C’est par une nuit inaugurale que Jean-Paul Michel eut une révélation « Frikes, Ithaque, 01.08.96, sur le balcon de fer (environ 4 h-5h de la nuit) ». En émane une prose brisée.
Elle devient le poème d’un genre particulier et philosophique. L’auteur développe l’idée que le cri est chose et signe.
La poésie touche désormais à la langue plus forte que celle des parlants qui y forment le monde. Le cri n’est pas l’idiome qui trame, rend socialement habitable. Il touche à une autre réalité, à une autre articulation.
Sa fiction, sa construction façonnent une autre nomenclature des “parlêtres”. Cet idiome des profondeurs prouve que l’être des organismes machiniques est assigné au biologique et qu’importent les relations socialement articulées.
Bref, le cri vaut toutes les répliques narratives des déclarations d’opinions, ornements rhétoriques, pseudo-suppléments d’âme. Aux “mots puisque vous êtes, parlez” s’oppose par le cri un saut qui casse le silence de la nuit.

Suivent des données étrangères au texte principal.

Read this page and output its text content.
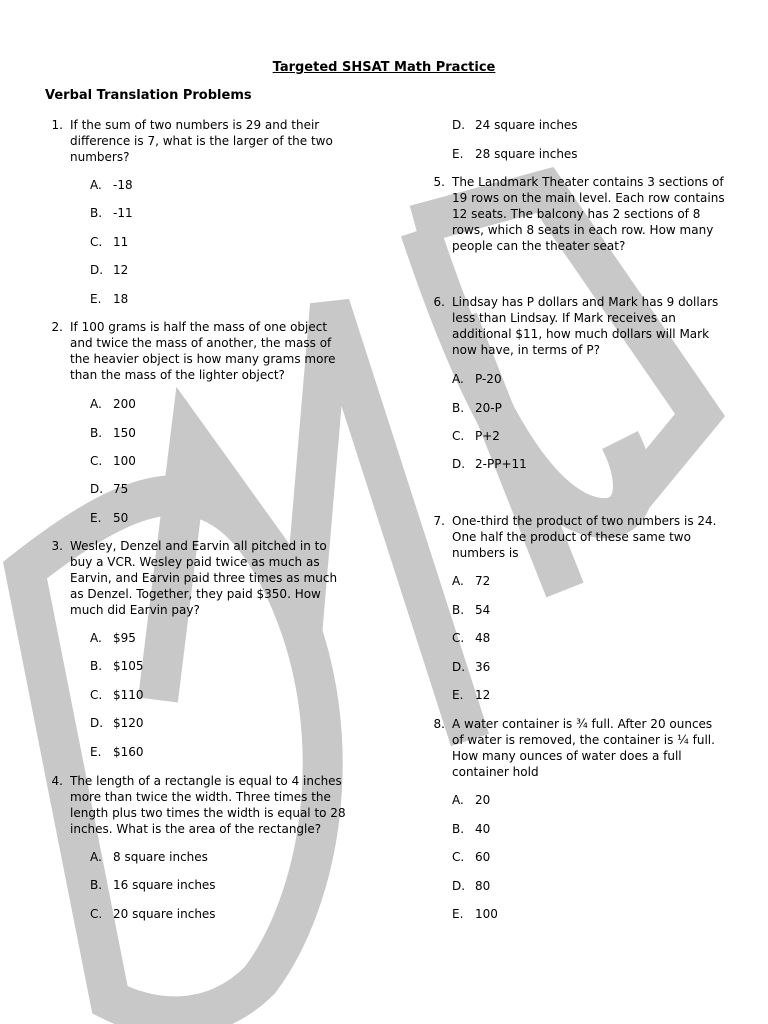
Targeted SHSAT Math Practice
Verbal Translation Problems
1. If the sum of two numbers is 29 and their difference is 7, what is the larger of the two numbers?
A. -18
B. -11
C. 11
D. 12
E. 18
2. If 100 grams is half the mass of one object and twice the mass of another, the mass of the heavier object is how many grams more than the mass of the lighter object?
A. 200
B. 150
C. 100
D. 75
E. 50
3. Wesley, Denzel and Earvin all pitched in to buy a VCR. Wesley paid twice as much as Earvin, and Earvin paid three times as much as Denzel. Together, they paid $350. How much did Earvin pay?
A. $95
B. $105
C. $110
D. $120
E. $160
4. The length of a rectangle is equal to 4 inches more than twice the width. Three times the length plus two times the width is equal to 28 inches. What is the area of the rectangle?
A. 8 square inches
B. 16 square inches
C. 20 square inches
D. 24 square inches
E. 28 square inches
5. The Landmark Theater contains 3 sections of 19 rows on the main level. Each row contains 12 seats. The balcony has 2 sections of 8 rows, which 8 seats in each row. How many people can the theater seat?
6. Lindsay has P dollars and Mark has 9 dollars less than Lindsay. If Mark receives an additional $11, how much dollars will Mark now have, in terms of P?
A. P-20
B. 20-P
C. P+2
D. 2-PP+11
7. One-third the product of two numbers is 24. One half the product of these same two numbers is
A. 72
B. 54
C. 48
D. 36
E. 12
8. A water container is ¾ full. After 20 ounces of water is removed, the container is ¼ full. How many ounces of water does a full container hold
A. 20
B. 40
C. 60
D. 80
E. 100
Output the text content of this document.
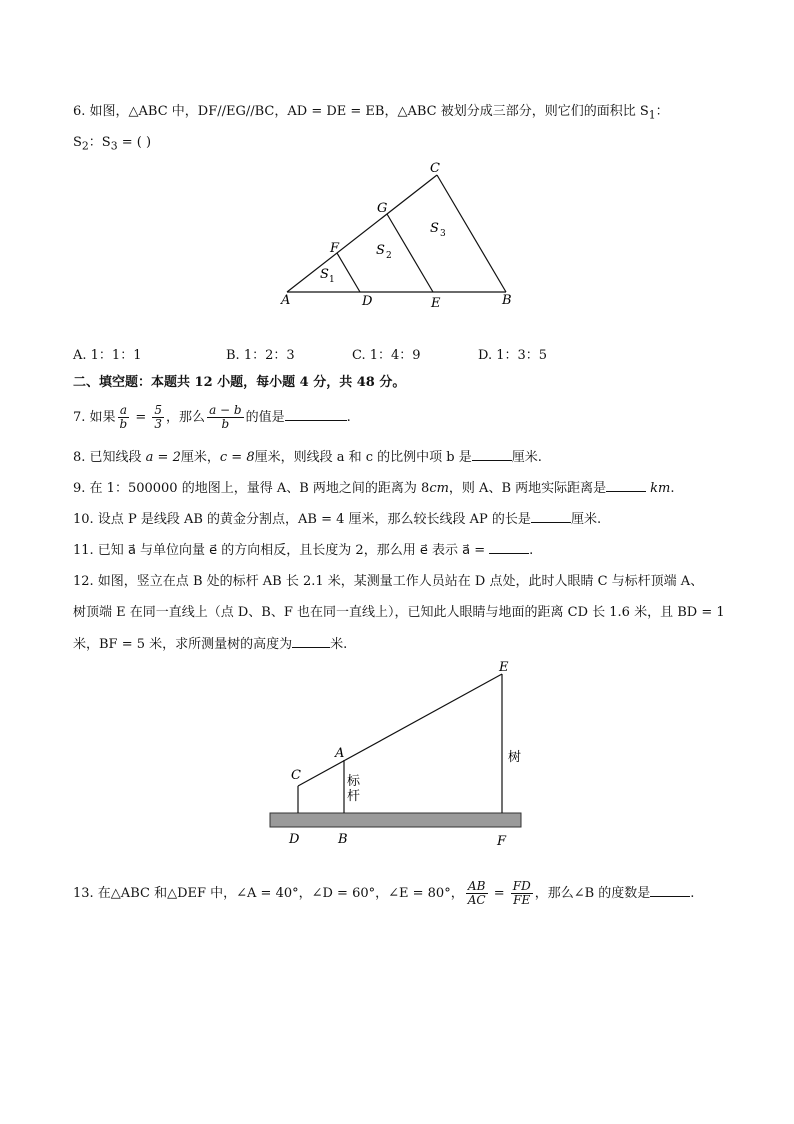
6. 如图，△ABC 中，DF//EG//BC，AD = DE = EB，△ABC 被划分成三部分，则它们的面积比 $S_1$：
$S_2$：$S_3$ = ( )
A	D	E	B
C
G
F
S 1
S 2
S 3
A. 1：1：1	B. 1：2：3	C. 1：4：9	D. 1：3：5
二、填空题：本题共 12 小题，每小题 4 分，共 48 分。
7. 如果 $\frac{a}{b} = \frac{5}{3}$ ，那么 $\frac{a - b}{b}$ 的值是	.
8. 已知线段 a = 2厘米，c = 8厘米，则线段 a 和 c 的比例中项 b 是	厘米.
9. 在 1：500000 的地图上，量得 A、B 两地之间的距离为 8cm，则 A、B 两地实际距离是	km.
10. 设点 P 是线段 AB 的黄金分割点，AB = 4 厘米，那么较长线段 AP 的长是	厘米.
11. 已知 a⃗ 与单位向量 e⃗ 的方向相反，且长度为 2，那么用 e⃗ 表示 a⃗ =	.
12. 如图，竖立在点 B 处的标杆 AB 长 2.1 米，某测量工作人员站在 D 点处，此时人眼睛 C 与标杆顶端 A、
树顶端 E 在同一直线上（点 D、B、F 也在同一直线上），已知此人眼睛与地面的距离 CD 长 1.6 米，且 BD = 1
米，BF = 5 米，求所测量树的高度为	米.
D	B	F
C
A
E
标
杆
树
13. 在△ABC 和△DEF 中，∠A = 40°，∠D = 60°，∠E = 80°， $\frac{AB}{AC} = \frac{FD}{FE}$ ，那么∠B 的度数是	.
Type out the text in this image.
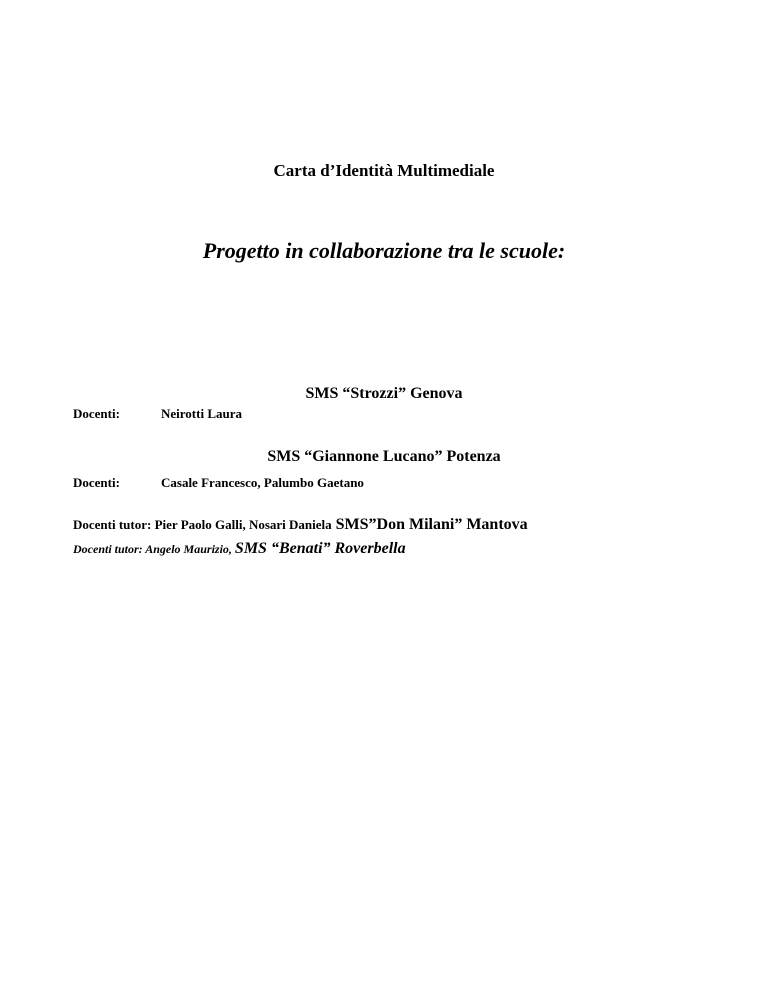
Carta d’Identità Multimediale
Progetto in collaborazione tra le scuole:
SMS “Strozzi” Genova
Docenti:	Neirotti Laura
SMS “Giannone Lucano” Potenza
Docenti:	Casale Francesco, Palumbo Gaetano
Docenti tutor: Pier Paolo Galli, Nosari Daniela SMS”Don Milani” Mantova
Docenti tutor: Angelo Maurizio, SMS “Benati” Roverbella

C’est le poids ou se sonne la voix première hors de toute mesure. S’entend alors ce que Michel nomme “éploi”, là où se lèche ce qui est contenu, se déploie.
Ce qui est jusque là était retenu donne l’ouverture la plus large à la clôture. La voix atteint alors ce qui se tient en-dessous du langage mais qui vide le sens retenu.
La présence de l’être dans une immédiateté trouve dans le cri ce que la langue ne dit pas et que Lacan nomma “lalangue” entre retrait et trajet irrépressible.
Michel double le sens — ce qu’Artaud avait déjà compris. Tout — dans une nudité désarticulée, dans une culmination — exprime la vérité du vertige que le langage articulé cache.
jean-paul gavard-perret
Jean-Paul Michel, Un cri, chose et signe, traduction anglaise et postface de Michael Bishop, éditions VVV, 2021, non paginé.